Rach, thanks for coming for the annual Ethiopian birthday feast. It is so much nicer now that I don’t do all of the cooking. Remember the days of cooking all day for lots of people? Huzzah for Ethiopian restaurants and for the friends and family members who were able to make the drive to eat with me. Wish you could have all been there. I didn’t think to take any pictures of the festivities, but I did get some quality pictures of Miriam and I making faces together during the evening. I’ll mix them in as we go along.
I’m soaking in the end of break. Oh, break was a gift. I know that this life is completely unrealistic, that never in my life again (excluding next year) will I have five weeks off at Christmas, so I enjoyed it. The semester was so very super extremely busy and I was so very thankful for some time to recuperate. I went to bed late and stayed in bed late. The cats got so used to me being around all the time; Frida is purring on my lap as I write (after eating most of a bobbin’s worth of thread). I had a few days where I neither changed out of my pajamas nor left the house. The house is actually clean. I mean, I have yet to do all the dishes from my cooking spree yesterday. Let’s not go too crazy. But a clean I feel good about, where there’s space to do what I want to do and I can have people over without embarrassment. The quiet time at home was great, and I could also accept almost any invitation I received for fun events. With two colleges in town, everyone operating on an academic schedule rejoices and celebrates (or leaves town) when the semester has ended. The time with you all and the larger family around the holidays was amazing. I have to readjust to familylessness after every holiday.
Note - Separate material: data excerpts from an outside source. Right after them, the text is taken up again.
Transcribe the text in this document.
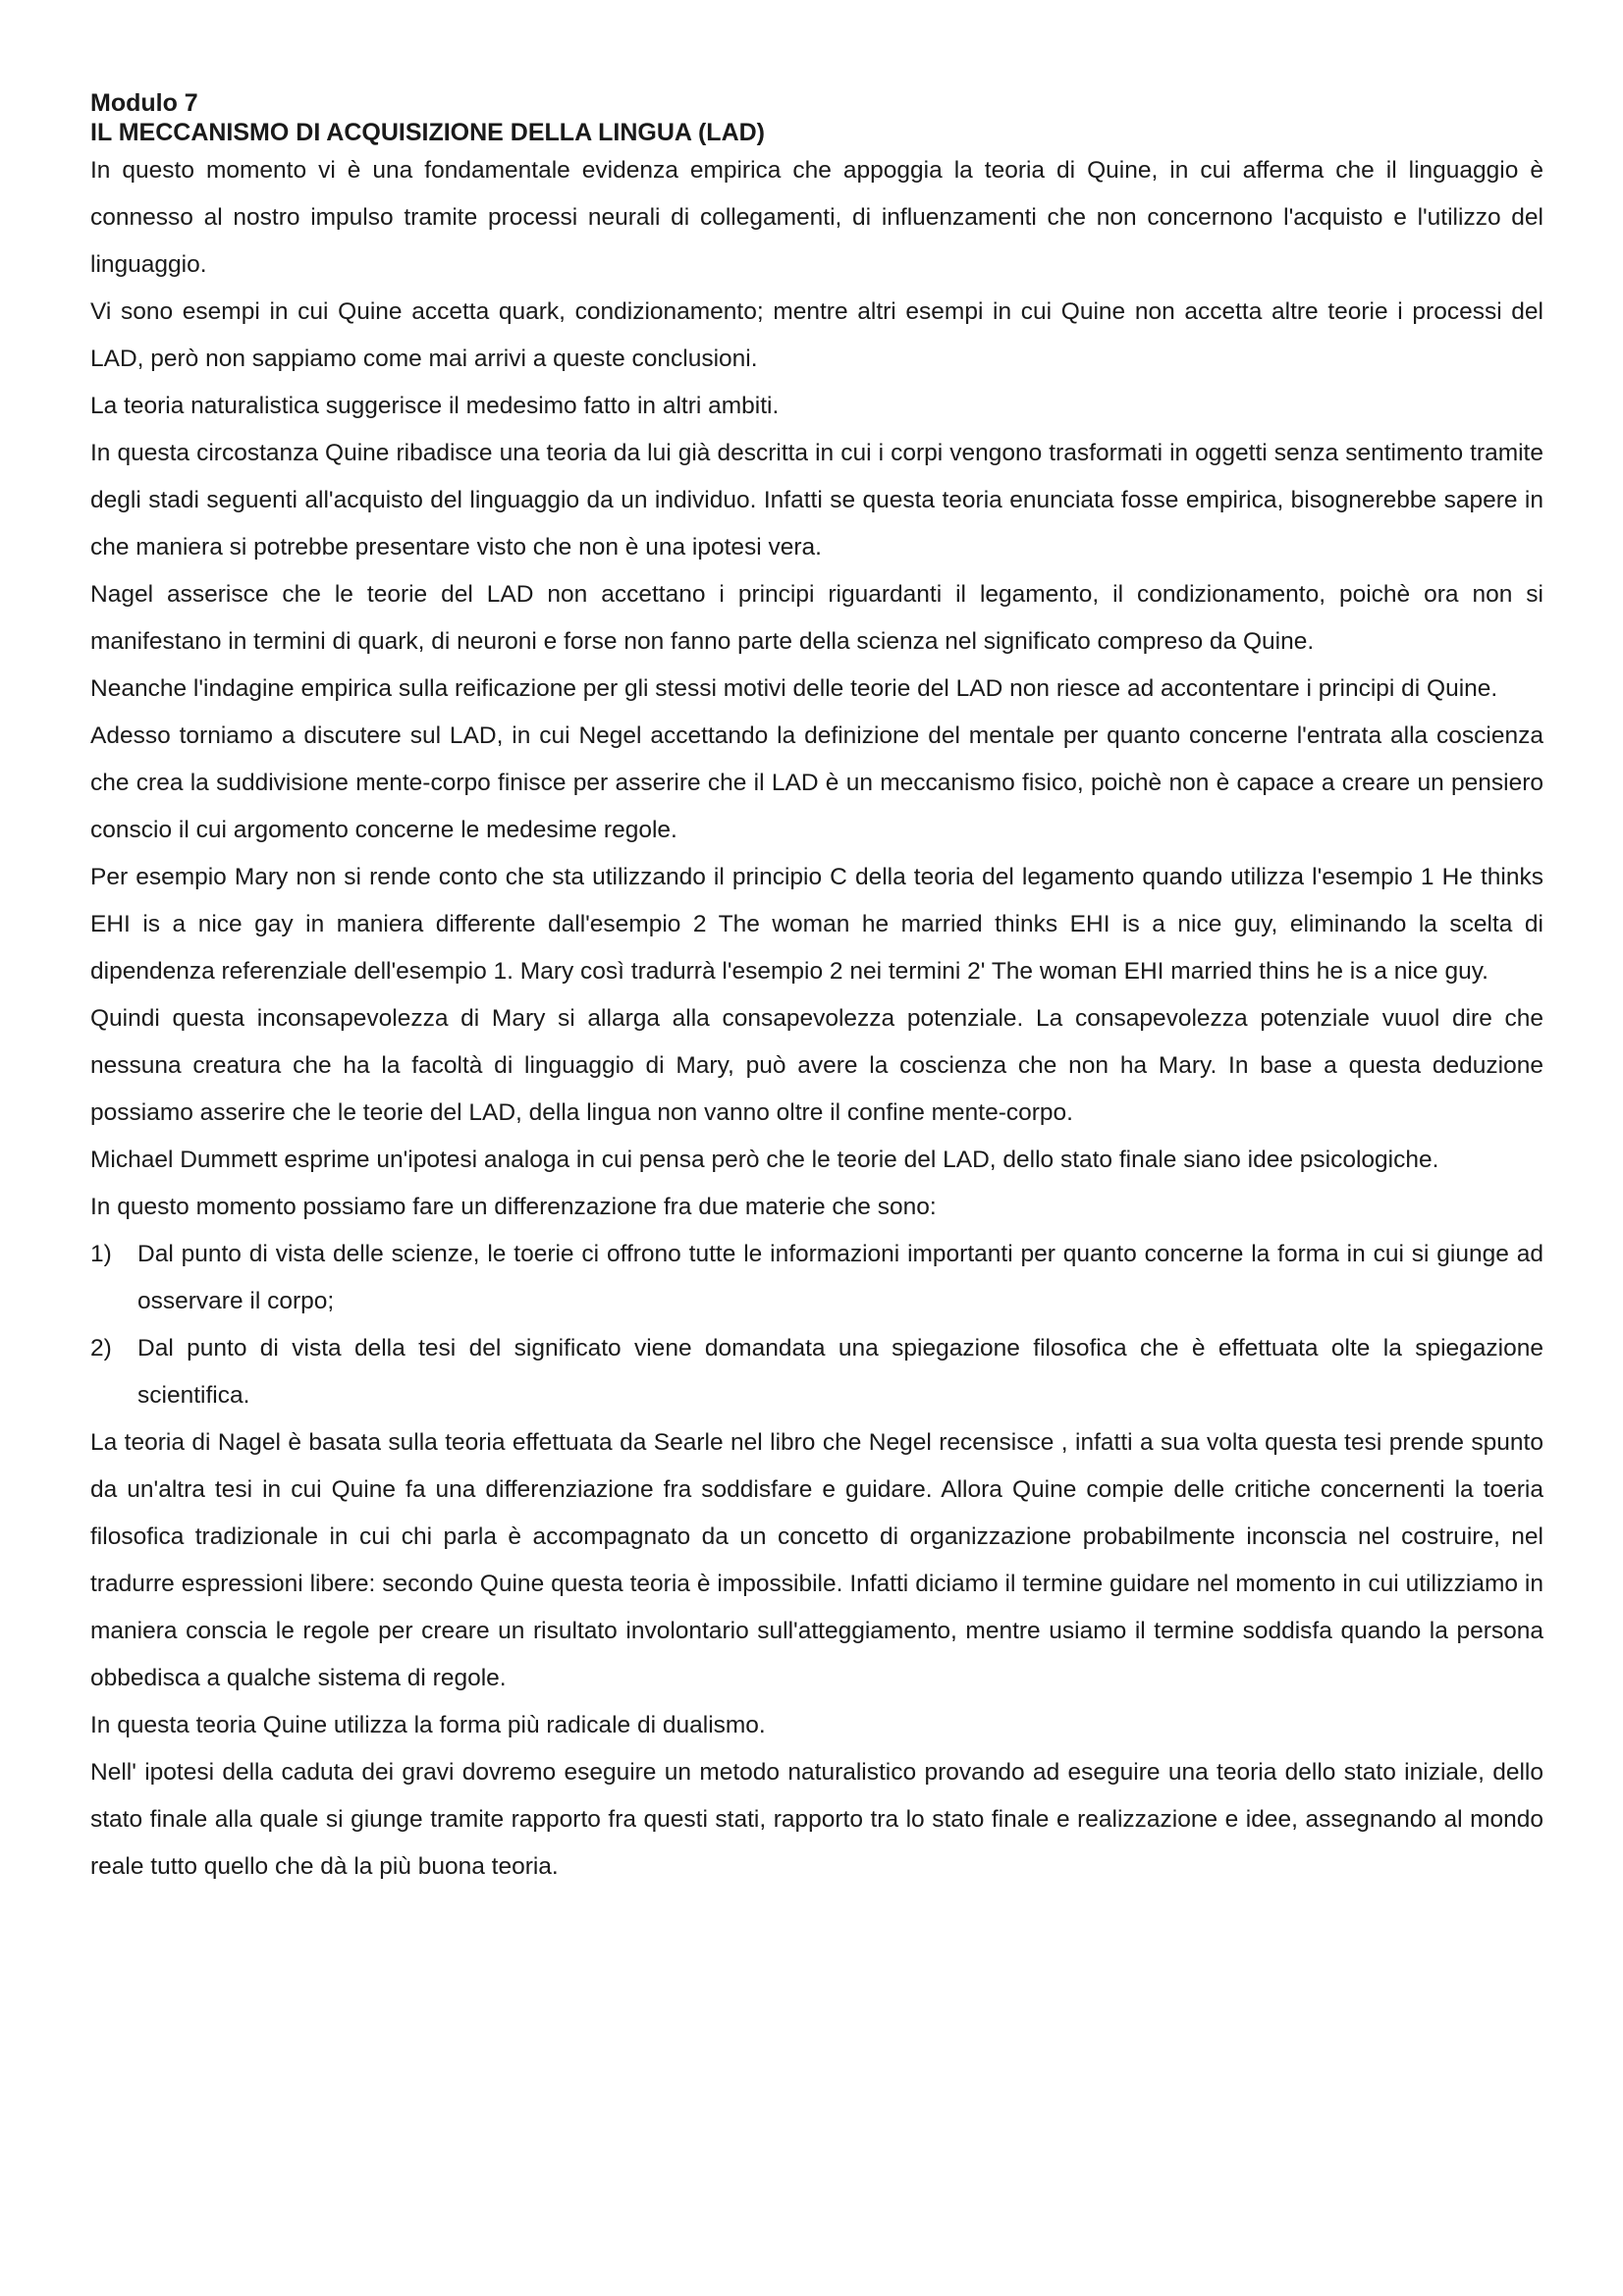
Modulo 7

IL MECCANISMO DI ACQUISIZIONE DELLA LINGUA (LAD)

In questo momento vi è una fondamentale evidenza empirica che appoggia la teoria di Quine, in cui afferma che il linguaggio è connesso al nostro impulso tramite processi neurali di collegamenti, di influenzamenti che non concernono l'acquisto e l'utilizzo del linguaggio.

Vi sono esempi in cui Quine accetta quark, condizionamento; mentre altri esempi in cui Quine non accetta altre teorie i processi del LAD, però non sappiamo come mai arrivi a queste conclusioni.

La teoria naturalistica suggerisce il medesimo fatto in altri ambiti.

In questa circostanza Quine ribadisce una teoria da lui già descritta in cui i corpi vengono trasformati in oggetti senza sentimento tramite degli stadi seguenti all'acquisto del linguaggio da un individuo. Infatti se questa teoria enunciata fosse empirica, bisognerebbe sapere in che maniera si potrebbe presentare visto che non è una ipotesi vera.

Nagel asserisce che le teorie del LAD non accettano i principi riguardanti il legamento, il condizionamento, poichè ora non si manifestano in termini di quark, di neuroni e forse non fanno parte della scienza nel significato compreso da Quine.

Neanche l'indagine empirica sulla reificazione per gli stessi motivi delle teorie del LAD non riesce ad accontentare i principi di Quine.

Adesso torniamo a discutere sul LAD, in cui Negel accettando la definizione del mentale per quanto concerne l'entrata alla coscienza che crea la suddivisione mente-corpo finisce per asserire che il LAD è un meccanismo fisico, poichè non è capace a creare un pensiero conscio il cui argomento concerne le medesime regole.

Per esempio Mary non si rende conto che sta utilizzando il principio C della teoria del legamento quando utilizza l'esempio 1 He thinks EHI is a nice gay in maniera differente dall'esempio 2 The woman he married thinks EHI is a nice guy, eliminando la scelta di dipendenza referenziale dell'esempio 1. Mary così tradurrà l'esempio 2 nei termini 2' The woman EHI married thins he is a nice guy.

Quindi questa inconsapevolezza di Mary si allarga alla consapevolezza potenziale. La consapevolezza potenziale vuuol dire che nessuna creatura che ha la facoltà di linguaggio di Mary, può avere la coscienza che non ha Mary. In base a questa deduzione possiamo asserire che le teorie del LAD, della lingua non vanno oltre il confine mente-corpo.

Michael Dummett esprime un'ipotesi analoga in cui pensa però che le teorie del LAD, dello stato finale siano idee psicologiche.

In questo momento possiamo fare un differenzazione fra due materie che sono:

1) Dal punto di vista delle scienze, le toerie ci offrono tutte le informazioni importanti per quanto concerne la forma in cui si giunge ad osservare il corpo;
2) Dal punto di vista della tesi del significato viene domandata una spiegazione filosofica che è effettuata olte la spiegazione scientifica.

La teoria di Nagel è basata sulla teoria effettuata da Searle nel libro che Negel recensisce , infatti a sua volta questa tesi prende spunto da un'altra tesi in cui Quine fa una differenziazione fra soddisfare e guidare. Allora Quine compie delle critiche concernenti la toeria filosofica tradizionale in cui chi parla è accompagnato da un concetto di organizzazione probabilmente inconscia nel costruire, nel tradurre espressioni libere: secondo Quine questa teoria è impossibile. Infatti diciamo il termine guidare nel momento in cui utilizziamo in maniera conscia le regole per creare un risultato involontario sull'atteggiamento, mentre usiamo il termine soddisfa quando la persona obbedisca a qualche sistema di regole.

In questa teoria Quine utilizza la forma più radicale di dualismo.

Nell' ipotesi della caduta dei gravi dovremo eseguire un metodo naturalistico provando ad eseguire una teoria dello stato iniziale, dello stato finale alla quale si giunge tramite rapporto fra questi stati, rapporto tra lo stato finale e realizzazione e idee, assegnando al mondo reale tutto quello che dà la più buona teoria.
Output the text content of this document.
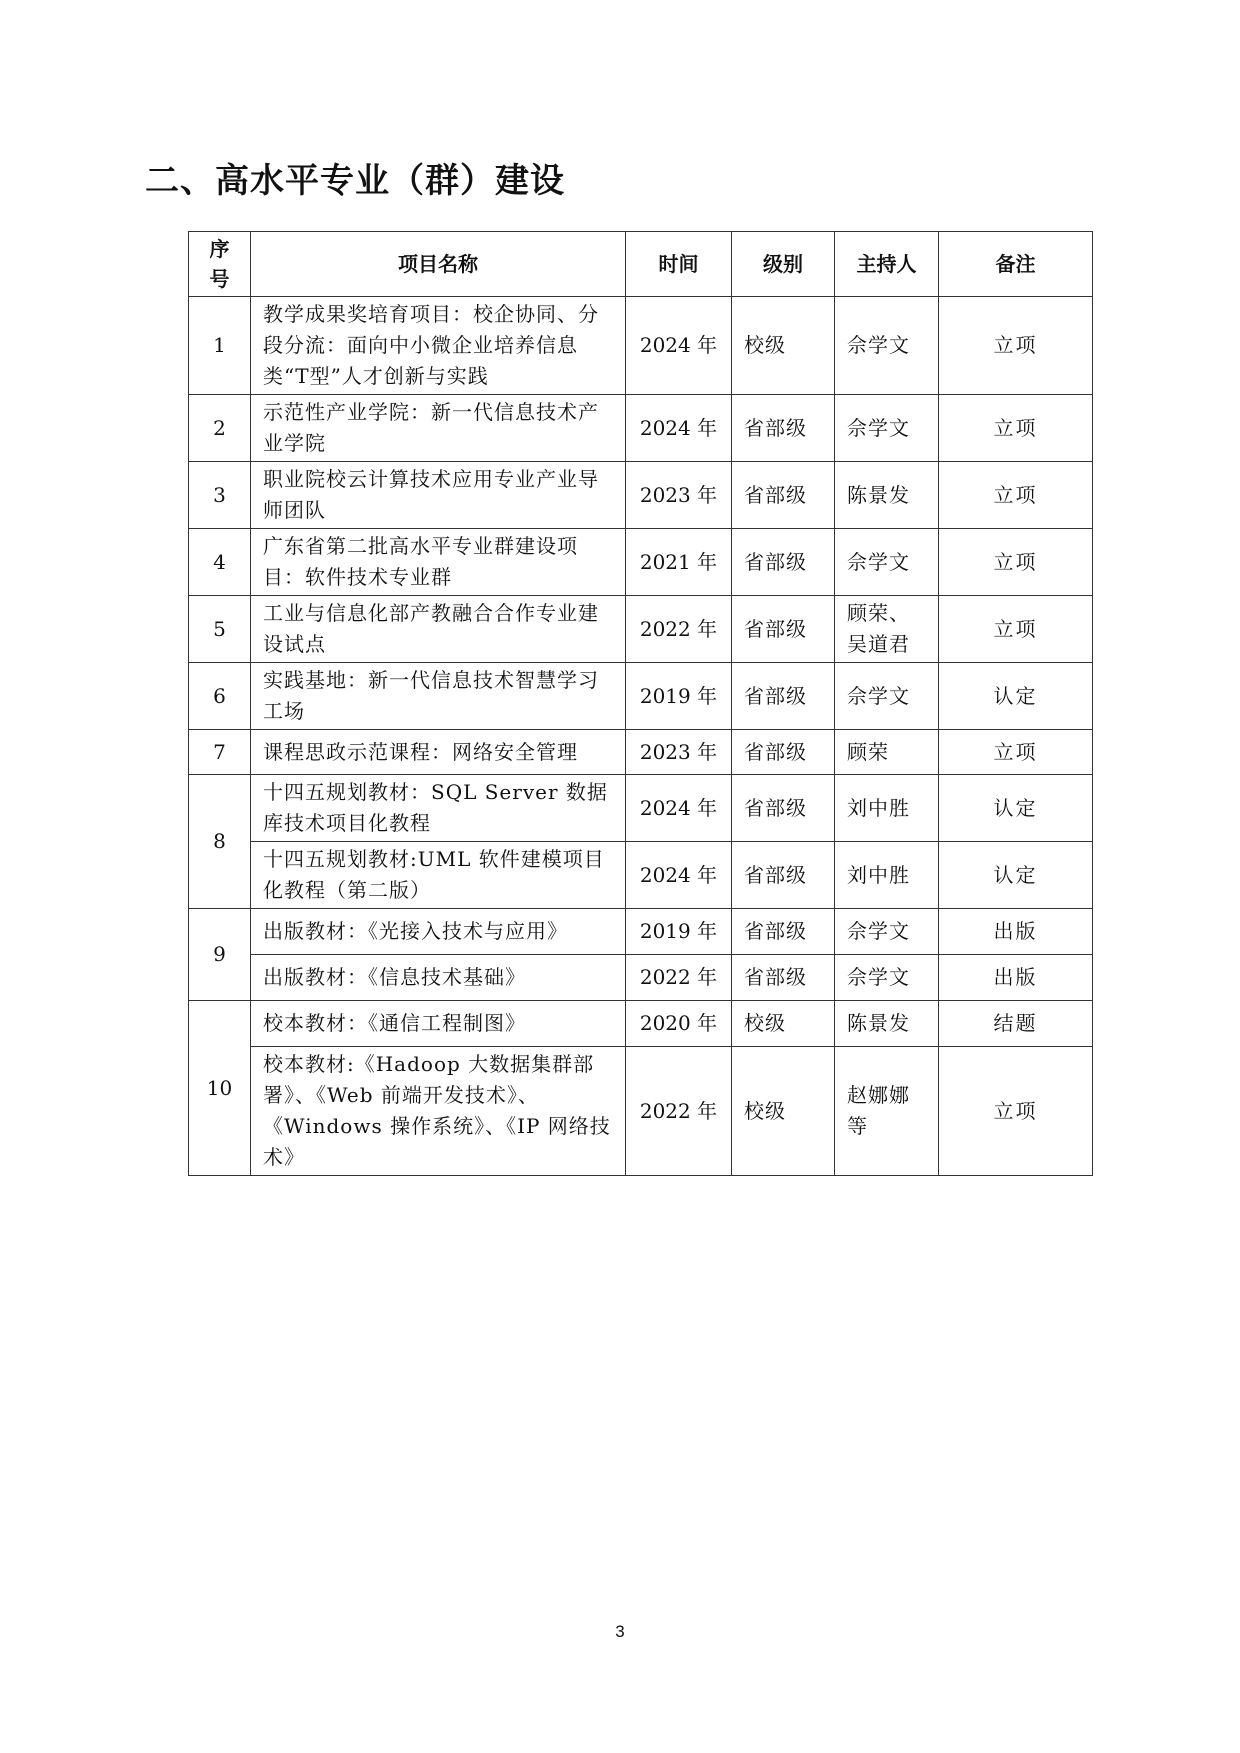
二、高水平专业（群）建设
序号	项目名称	时间	级别	主持人	备注
1	教学成果奖培育项目：校企协同、分段分流：面向中小微企业培养信息类“T型”人才创新与实践	2024 年	校级	佘学文	立项
2	示范性产业学院：新一代信息技术产业学院	2024 年	省部级	佘学文	立项
3	职业院校云计算技术应用专业产业导师团队	2023 年	省部级	陈景发	立项
4	广东省第二批高水平专业群建设项目：软件技术专业群	2021 年	省部级	佘学文	立项
5	工业与信息化部产教融合合作专业建设试点	2022 年	省部级	顾荣、吴道君	立项
6	实践基地：新一代信息技术智慧学习工场	2019 年	省部级	佘学文	认定
7	课程思政示范课程：网络安全管理	2023 年	省部级	顾荣	立项
8	十四五规划教材：SQL Server 数据库技术项目化教程	2024 年	省部级	刘中胜	认定
	十四五规划教材:UML 软件建模项目化教程（第二版）	2024 年	省部级	刘中胜	认定
9	出版教材：《光接入技术与应用》	2019 年	省部级	佘学文	出版
	出版教材：《信息技术基础》	2022 年	省部级	佘学文	出版
10	校本教材：《通信工程制图》	2020 年	校级	陈景发	结题
	校本教材:《Hadoop 大数据集群部署》、《Web 前端开发技术》、《Windows 操作系统》、《IP 网络技术》	2022 年	校级	赵娜娜等	立项
3
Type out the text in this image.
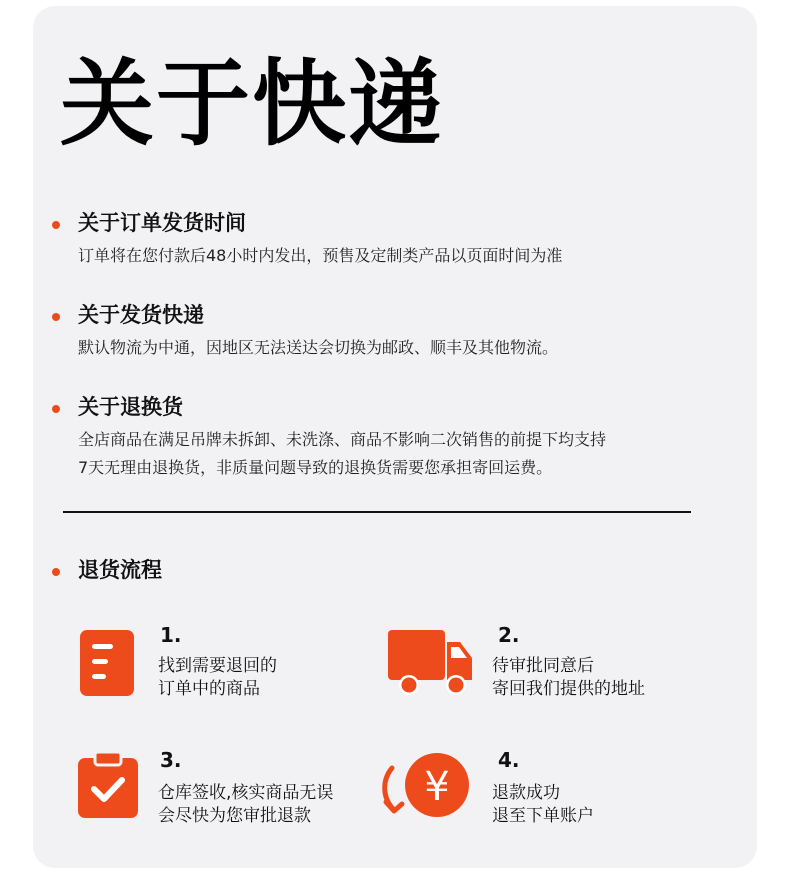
关于快递
关于订单发货时间
订单将在您付款后48小时内发出，预售及定制类产品以页面时间为准
关于发货快递
默认物流为中通，因地区无法送达会切换为邮政、顺丰及其他物流。
关于退换货
全店商品在满足吊牌未拆卸、未洗涤、商品不影响二次销售的前提下均支持
7天无理由退换货，非质量问题导致的退换货需要您承担寄回运费。
退货流程
1.
找到需要退回的
订单中的商品
2.
待审批同意后
寄回我们提供的地址
3.
仓库签收,核实商品无误
会尽快为您审批退款
¥
4.
退款成功
退至下单账户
I preparing to be frantically busy again. I’ve been cooking like a fiend recently, with the hopes that meals in the freezer will increase the chances of eating regularly and decently during show time. Over the past few days I’ve cooked up six pounds worth of hamburgers (two different kinds), five different kinds of breakfast smoothies, and double recipes of chili (with my normal changes–less beans, more meat, as much cilantro as possible), one my favorite breakfast egg things in muffin tins and chicken wild rice soup. Everything is in portions in the big freezer so I can grab and go. I have a few more meals planned. The goal is to have enough food to get me through much of the six weeks when I’ll be both studenting and directing. I should be able to get the rest of the food made up during the first week of classes. Which start in Tuesday. Phew. I’ll stay in my bathrobe as much as possible until then.
All my love to you. Thanks for being with me last year. You and your families are joy givers to me.